An der Rettung jenes französischen Bergsteigers, der im Sommer 2020 mit seinem Alphorn (ja, das ist tatsächlich passiert!) aus einem schwierigen Klettersteig im Wilden Kaiser geholt werden musste, war Roman Hofer zwar nicht beteiligt - aber auch er hat in seiner mehr als 20-jährigen Bergrettungs-Tätigkeit schon einiges gesehen. „Eine Sache, die man als Bergretter auch können sollte, ist verdrängen“, sagt Roman zu Geschichten wie diesen. Seien es „Dummheiten und Absurditäten“ aber natürlich auch „schreckliche Bilder“: Sollten ihn diese Dinge jemals in der Nacht nicht mehr schlafen lassen, würde er mit seinem „Hobby“, wie er es nennt, aufhören. „Hobby“ vor allem deshalb, weil die Bergrettung ein ehrenamtlicher Verein ist - in dem niemand für seine Arbeit bezahlt wird, auch wenn sie noch so fordernd ist.
Roman Hofer war von 2012 bis 2021 Ortsstellenleiter der Bergrettung Scheffau-Sölllandl und sagt: „Wenn ich mich über jede Dummheit, wegen der die Bergrettung ausrücken muss, ärgern würde, hätte ich wahrscheinlich schon fünf Herzinfarkte gehabt“, das bringe ja auch niemand was.
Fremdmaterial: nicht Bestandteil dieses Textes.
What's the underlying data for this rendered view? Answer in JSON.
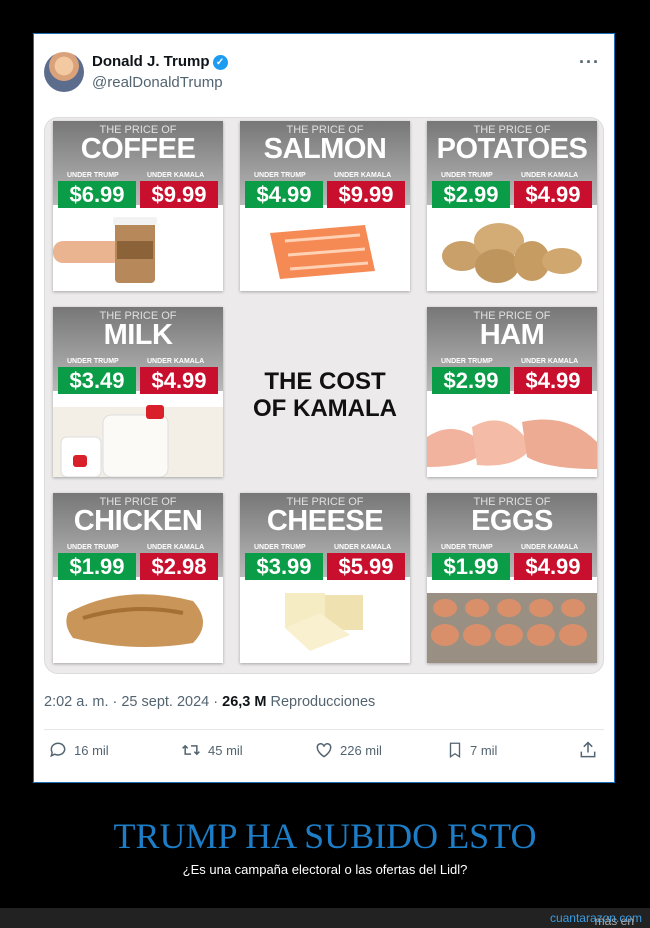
{
  "tweet": {
    "name": "Donald J. Trump",
    "handle": "@realDonaldTrump",
    "timestamp": "2:02 a. m. · 25 sept. 2024 · ",
    "views": "26,3 M",
    "views_label": "Reproducciones"
  },
  "image": {
    "price_of": "THE PRICE OF",
    "under_trump": "UNDER TRUMP",
    "under_kamala": "UNDER KAMALA",
    "center_line1": "THE COST",
    "center_line2": "OF KAMALA",
    "items": [
      {
        "name": "COFFEE",
        "trump": "$6.99",
        "kamala": "$9.99"
      },
      {
        "name": "SALMON",
        "trump": "$4.99",
        "kamala": "$9.99"
      },
      {
        "name": "POTATOES",
        "trump": "$2.99",
        "kamala": "$4.99"
      },
      {
        "name": "MILK",
        "trump": "$3.49",
        "kamala": "$4.99"
      },
      {
        "name": "HAM",
        "trump": "$2.99",
        "kamala": "$4.99"
      },
      {
        "name": "CHICKEN",
        "trump": "$1.99",
        "kamala": "$2.98"
      },
      {
        "name": "CHEESE",
        "trump": "$3.99",
        "kamala": "$5.99"
      },
      {
        "name": "EGGS",
        "trump": "$1.99",
        "kamala": "$4.99"
      }
    ]
  },
  "actions": {
    "replies": "16 mil",
    "retweets": "45 mil",
    "likes": "226 mil",
    "bookmarks": "7 mil"
  },
  "page": {
    "headline": "TRUMP HA SUBIDO ESTO",
    "subtitle": "¿Es una campaña electoral o las ofertas del Lidl?",
    "footer_prefix": "más en ",
    "footer_link": "cuantarazon.com"
  },
  "colors": {
    "trump_green": "#0a9c46",
    "kamala_red": "#c8102e",
    "headline_blue": "#1d7ec7"
  }
}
Und mit „Dummheit“ sind hier vor allem jene Fehler gemeint, die man durch eine ordentliche Tourenplanung vermeiden hätte können. „90 Prozent aller Unfälle am Berg passieren durch schlechte oder fehlende Tourenplanung“, teilt Roman seine ernüchternde Einschätzung. Im heurigen Sommer hatten er und seine Kollegen 60 Einsätze - das liege im Schnitt. Der tirol- bzw. österreichweite Trend, wonach es in diesem Sommer doch einen merklichen Anstieg an Einsätzen gab, habe sich in der Statistik seiner Ortsstelle glücklicherweise nicht niedergeschlagen.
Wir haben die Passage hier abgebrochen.